Looking at the S&P 500 I see the same thing. Amazon at 0 seems insane to me (I’d be +lots) and McDonalds at −2 even more so especially in its early days (The Founder is a very good movie about its origins).
When I read this essay in 2019, I remember getting the impression that approval-extracting vs production-oriented was supposed to be about the behavior of the founders, not the industry the company competes in.
This was a great idea!
I can’t quite tell why you think Twitch is bad. It is subject to network effects, kind of a social media company, is that why? And I don’t know what Scale.com is other than some AI company.
For many of these companies I feel like my opinion changes as they become monopolies.
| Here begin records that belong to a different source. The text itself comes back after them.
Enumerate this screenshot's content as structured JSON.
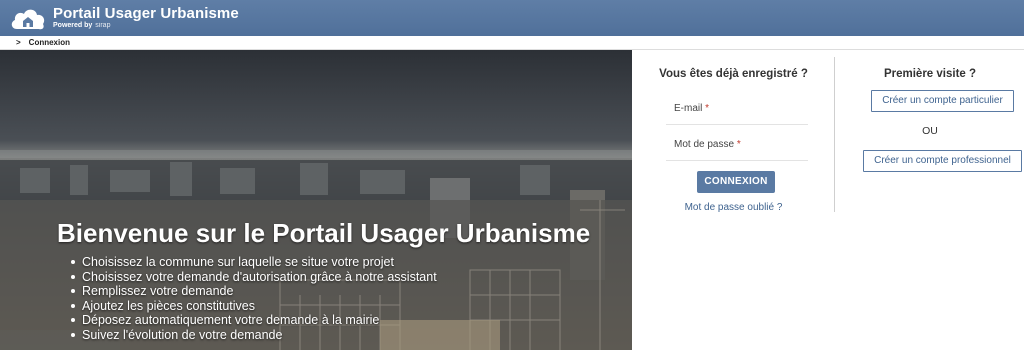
{
  "header": {
    "title": "Portail Usager Urbanisme",
    "powered_by": "Powered by",
    "powered_brand": "sirap",
    "bg_color": "#5b7aa3"
  },
  "breadcrumb": {
    "separator": ">",
    "current": "Connexion"
  },
  "hero": {
    "title": "Bienvenue sur le Portail Usager Urbanisme",
    "steps": [
      "Choisissez la commune sur laquelle se situe votre projet",
      "Choisissez votre demande d'autorisation grâce à notre assistant",
      "Remplissez votre demande",
      "Ajoutez les pièces constitutives",
      "Déposez automatiquement votre demande à la mairie",
      "Suivez l'évolution de votre demande"
    ]
  },
  "login": {
    "title": "Vous êtes déjà enregistré ?",
    "email_label": "E-mail",
    "password_label": "Mot de passe",
    "required_marker": "*",
    "submit_label": "CONNEXION",
    "forgot_label": "Mot de passe oublié ?",
    "accent_color": "#5a7aa3"
  },
  "register": {
    "title": "Première visite ?",
    "particulier_label": "Créer un compte particulier",
    "or_label": "OU",
    "pro_label": "Créer un compte professionnel"
  }
}
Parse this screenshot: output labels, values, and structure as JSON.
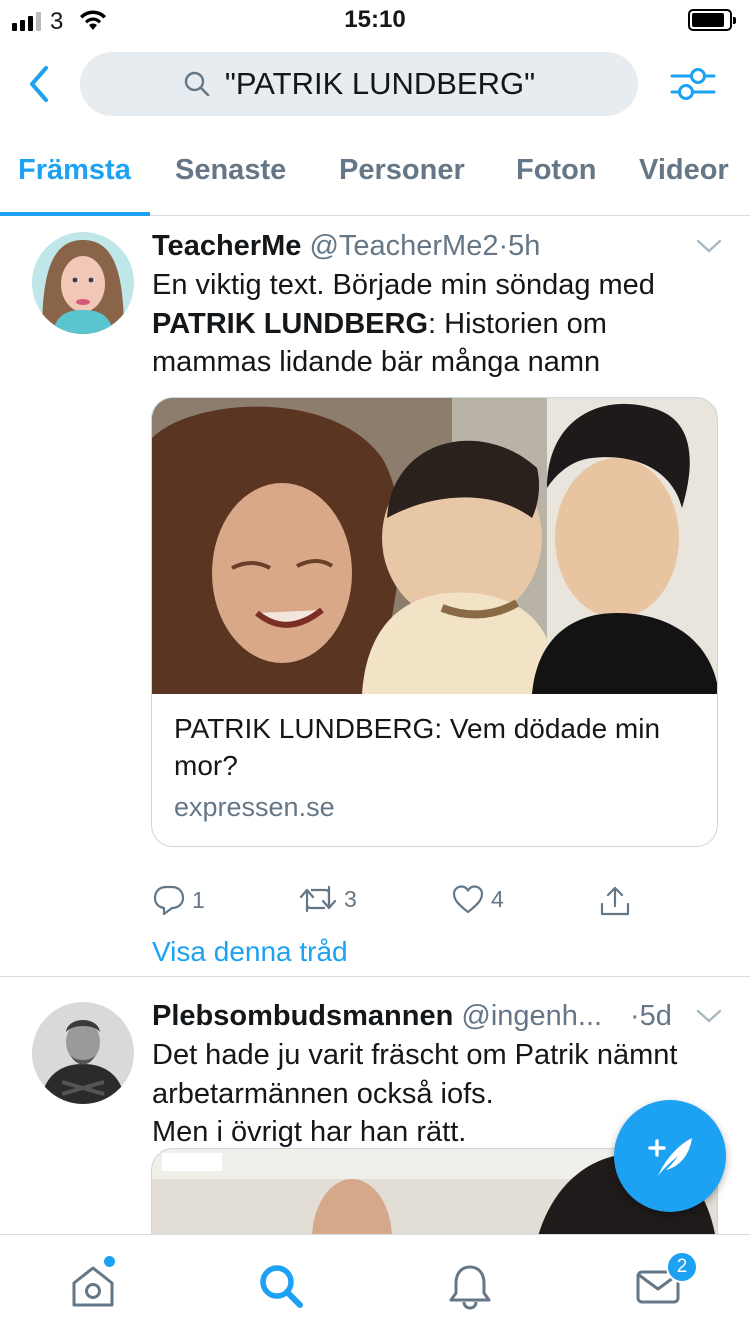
{
  "status_bar": {
    "carrier": "3",
    "time": "15:10"
  },
  "header": {
    "search_query": "\"PATRIK LUNDBERG\""
  },
  "tabs": [
    {
      "label": "Främsta",
      "active": true
    },
    {
      "label": "Senaste",
      "active": false
    },
    {
      "label": "Personer",
      "active": false
    },
    {
      "label": "Foton",
      "active": false
    },
    {
      "label": "Videor",
      "active": false
    }
  ],
  "tweets": [
    {
      "name": "TeacherMe",
      "handle": "@TeacherMe2",
      "sep": "·",
      "time": "5h",
      "text_before": "En viktig text. Började min söndag med",
      "text_bold": "PATRIK LUNDBERG",
      "text_after": ": Historien om mammas lidande bär många namn",
      "card": {
        "title": "PATRIK LUNDBERG: Vem dödade min mor?",
        "domain": "expressen.se"
      },
      "replies": "1",
      "retweets": "3",
      "likes": "4",
      "thread_link": "Visa denna tråd"
    },
    {
      "name": "Plebsombudsmannen",
      "handle": "@ingenh...",
      "sep": "·",
      "time": "5d",
      "text": "Det hade ju varit fräscht om Patrik nämnt arbetarmännen också iofs.\nMen i övrigt har han rätt."
    }
  ],
  "bottom_nav": {
    "messages_badge": "2"
  },
  "colors": {
    "accent": "#1da1f2",
    "secondary_text": "#657786",
    "search_bg": "#e6ecf0"
  }
}
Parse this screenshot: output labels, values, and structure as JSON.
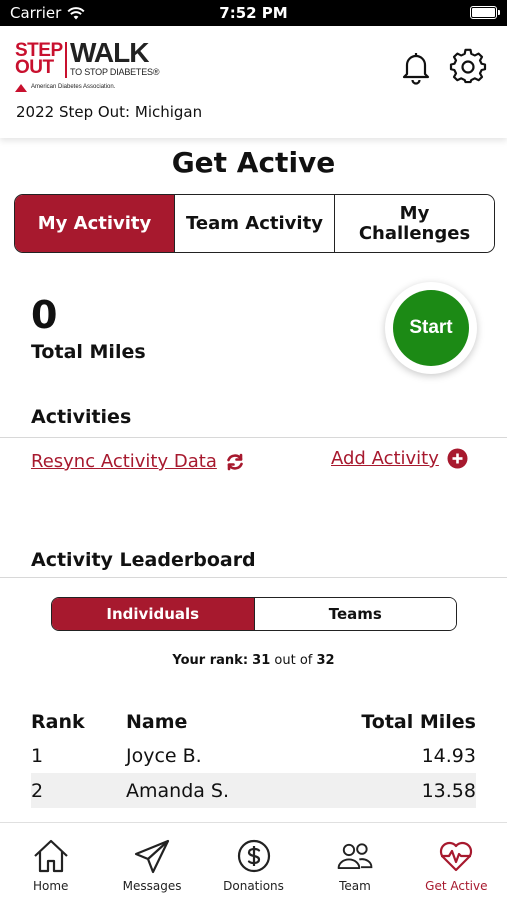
{
  "status_bar": {
    "carrier": "Carrier",
    "time": "7:52 PM"
  },
  "header": {
    "logo": {
      "line1": "STEP",
      "line2": "OUT",
      "walk": "WALK",
      "tagline": "TO STOP DIABETES®",
      "org": "American Diabetes Association."
    },
    "event_name": "2022 Step Out: Michigan"
  },
  "page_title": "Get Active",
  "tabs": [
    {
      "label": "My Activity",
      "active": true
    },
    {
      "label": "Team Activity",
      "active": false
    },
    {
      "label_line1": "My",
      "label_line2": "Challenges",
      "active": false
    }
  ],
  "summary": {
    "total_miles_value": "0",
    "total_miles_label": "Total Miles",
    "start_label": "Start"
  },
  "activities": {
    "heading": "Activities",
    "resync_label": "Resync Activity Data",
    "add_label": "Add Activity "
  },
  "leaderboard": {
    "heading": "Activity Leaderboard",
    "toggle": [
      {
        "label": "Individuals",
        "active": true
      },
      {
        "label": "Teams",
        "active": false
      }
    ],
    "rank_prefix": "Your rank:",
    "rank_value": "31",
    "rank_mid": "out of",
    "rank_total": "32",
    "columns": {
      "rank": "Rank",
      "name": "Name",
      "miles": "Total Miles"
    },
    "rows": [
      {
        "rank": "1",
        "name": "Joyce B.",
        "miles": "14.93"
      },
      {
        "rank": "2",
        "name": "Amanda S.",
        "miles": "13.58"
      }
    ]
  },
  "tab_bar": {
    "items": [
      {
        "label": "Home",
        "icon": "home-icon"
      },
      {
        "label": "Messages",
        "icon": "paper-plane-icon"
      },
      {
        "label": "Donations",
        "icon": "dollar-circle-icon"
      },
      {
        "label": "Team",
        "icon": "team-icon"
      },
      {
        "label": "Get Active",
        "icon": "heartbeat-icon",
        "active": true
      }
    ]
  },
  "colors": {
    "brand_red": "#a7192e",
    "start_green": "#1c8a15"
  }
}
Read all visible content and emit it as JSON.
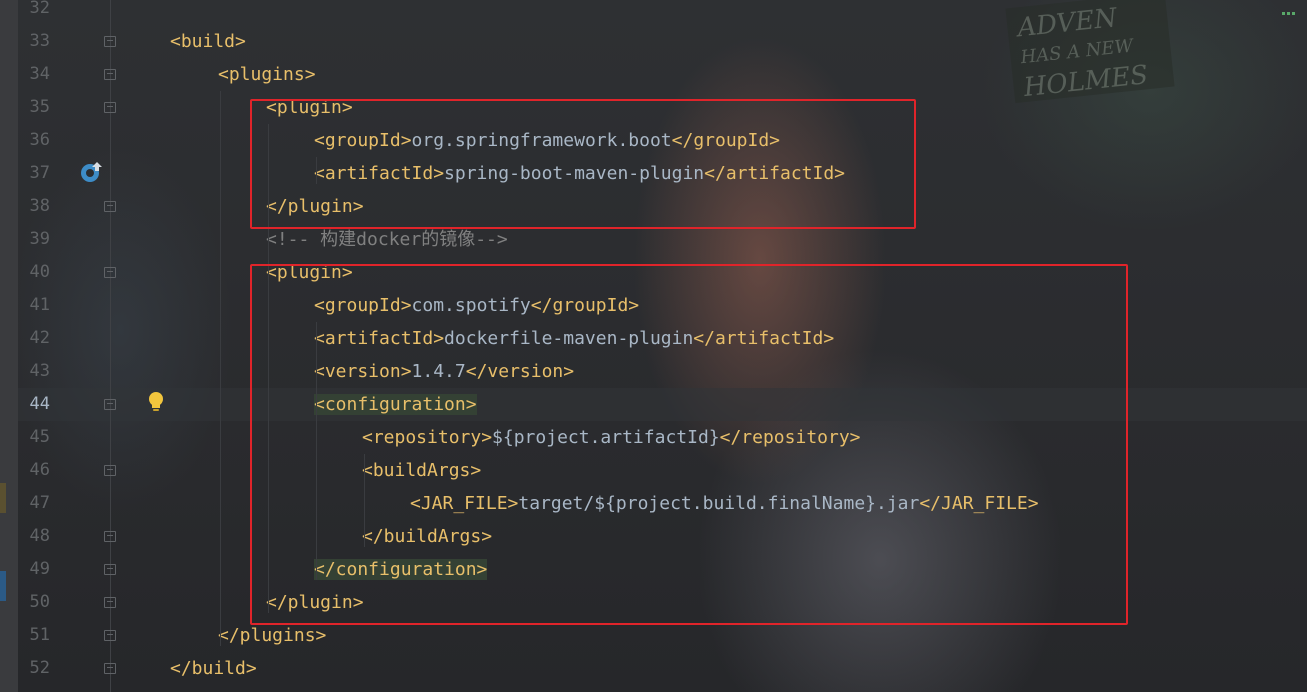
{
  "background": {
    "poster_text": [
      "ADVEN",
      "HAS A NEW",
      "HOLMES"
    ]
  },
  "colors": {
    "tag": "#e8bf6a",
    "text": "#a9b7c6",
    "comment": "#808080",
    "line_number": "#606366",
    "highlight": "#344134",
    "annotation_box": "#e0242a"
  },
  "editor": {
    "active_line": "44",
    "lines": [
      {
        "num": "32",
        "indent": 0,
        "tokens": []
      },
      {
        "num": "33",
        "indent": 0,
        "tokens": [
          {
            "t": "<build>",
            "c": "tag"
          }
        ]
      },
      {
        "num": "34",
        "indent": 1,
        "tokens": [
          {
            "t": "<plugins>",
            "c": "tag"
          }
        ]
      },
      {
        "num": "35",
        "indent": 2,
        "tokens": [
          {
            "t": "<plugin>",
            "c": "tag"
          }
        ]
      },
      {
        "num": "36",
        "indent": 3,
        "tokens": [
          {
            "t": "<groupId>",
            "c": "tag"
          },
          {
            "t": "org.springframework.boot",
            "c": "txt"
          },
          {
            "t": "</groupId>",
            "c": "tag"
          }
        ]
      },
      {
        "num": "37",
        "indent": 3,
        "tokens": [
          {
            "t": "<artifactId>",
            "c": "tag"
          },
          {
            "t": "spring-boot-maven-plugin",
            "c": "txt"
          },
          {
            "t": "</artifactId>",
            "c": "tag"
          }
        ]
      },
      {
        "num": "38",
        "indent": 2,
        "tokens": [
          {
            "t": "</plugin>",
            "c": "tag"
          }
        ]
      },
      {
        "num": "39",
        "indent": 2,
        "tokens": [
          {
            "t": "<!-- 构建docker的镜像-->",
            "c": "cmt"
          }
        ]
      },
      {
        "num": "40",
        "indent": 2,
        "tokens": [
          {
            "t": "<plugin>",
            "c": "tag"
          }
        ]
      },
      {
        "num": "41",
        "indent": 3,
        "tokens": [
          {
            "t": "<groupId>",
            "c": "tag"
          },
          {
            "t": "com.spotify",
            "c": "txt"
          },
          {
            "t": "</groupId>",
            "c": "tag"
          }
        ]
      },
      {
        "num": "42",
        "indent": 3,
        "tokens": [
          {
            "t": "<artifactId>",
            "c": "tag"
          },
          {
            "t": "dockerfile-maven-plugin",
            "c": "txt"
          },
          {
            "t": "</artifactId>",
            "c": "tag"
          }
        ]
      },
      {
        "num": "43",
        "indent": 3,
        "tokens": [
          {
            "t": "<version>",
            "c": "tag"
          },
          {
            "t": "1.4.7",
            "c": "txt"
          },
          {
            "t": "</version>",
            "c": "tag"
          }
        ]
      },
      {
        "num": "44",
        "indent": 3,
        "tokens": [
          {
            "t": "<configuration>",
            "c": "tag hl"
          }
        ]
      },
      {
        "num": "45",
        "indent": 4,
        "tokens": [
          {
            "t": "<repository>",
            "c": "tag"
          },
          {
            "t": "${project.artifactId}",
            "c": "txt"
          },
          {
            "t": "</repository>",
            "c": "tag"
          }
        ]
      },
      {
        "num": "46",
        "indent": 4,
        "tokens": [
          {
            "t": "<buildArgs>",
            "c": "tag"
          }
        ]
      },
      {
        "num": "47",
        "indent": 5,
        "tokens": [
          {
            "t": "<JAR_FILE>",
            "c": "tag"
          },
          {
            "t": "target/${project.build.finalName}.jar",
            "c": "txt"
          },
          {
            "t": "</JAR_FILE>",
            "c": "tag"
          }
        ]
      },
      {
        "num": "48",
        "indent": 4,
        "tokens": [
          {
            "t": "</buildArgs>",
            "c": "tag"
          }
        ]
      },
      {
        "num": "49",
        "indent": 3,
        "tokens": [
          {
            "t": "</configuration>",
            "c": "tag hl"
          }
        ]
      },
      {
        "num": "50",
        "indent": 2,
        "tokens": [
          {
            "t": "</plugin>",
            "c": "tag"
          }
        ]
      },
      {
        "num": "51",
        "indent": 1,
        "tokens": [
          {
            "t": "</plugins>",
            "c": "tag"
          }
        ]
      },
      {
        "num": "52",
        "indent": 0,
        "tokens": [
          {
            "t": "</build>",
            "c": "tag"
          }
        ]
      }
    ],
    "fold_markers": [
      "33",
      "34",
      "35",
      "38",
      "40",
      "44",
      "46",
      "48",
      "49",
      "50",
      "51",
      "52"
    ],
    "gutter_icons": {
      "run_line": "37",
      "bulb_line": "44"
    }
  },
  "annotations": [
    {
      "name": "spring-boot-plugin-box",
      "from_line": "35",
      "to_line": "38"
    },
    {
      "name": "dockerfile-plugin-box",
      "from_line": "40",
      "to_line": "50"
    }
  ]
}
For example, we use Gusto at LW, it’s great. That said, if it became the primary company people used in a country to interact with a part of government, then I could imagine Gusto working with that government to extract money from people in some way. So I like it to a point, then suddenly I might really not like it.
On the topic of tails, I wonder if your distribution would’ve come out differently had the scale been −10, −1, 0, 1, 10.
Scale’s mission is something like accelerating AI progress, and they have no safety department. So ¯\_(ツ)_/¯ For Twitch I think a bunch of good stuff happens there (chess streamers, Ed Kmett streaming Haskell, or just great gamers), but they’re also in a domain where clickbait and similar Goodharting dynamics are strong, and in the worlds where it gets really big I expect those to dominate.
I think I would rarely have assigned 10s, due to it being a complex question and this just being a very rough draft.
Another interesting question is whether weighing the rankings by market cap would have made a difference. (But YC didn’t make valuations available in their data, so it would require ~30 min of data entry.)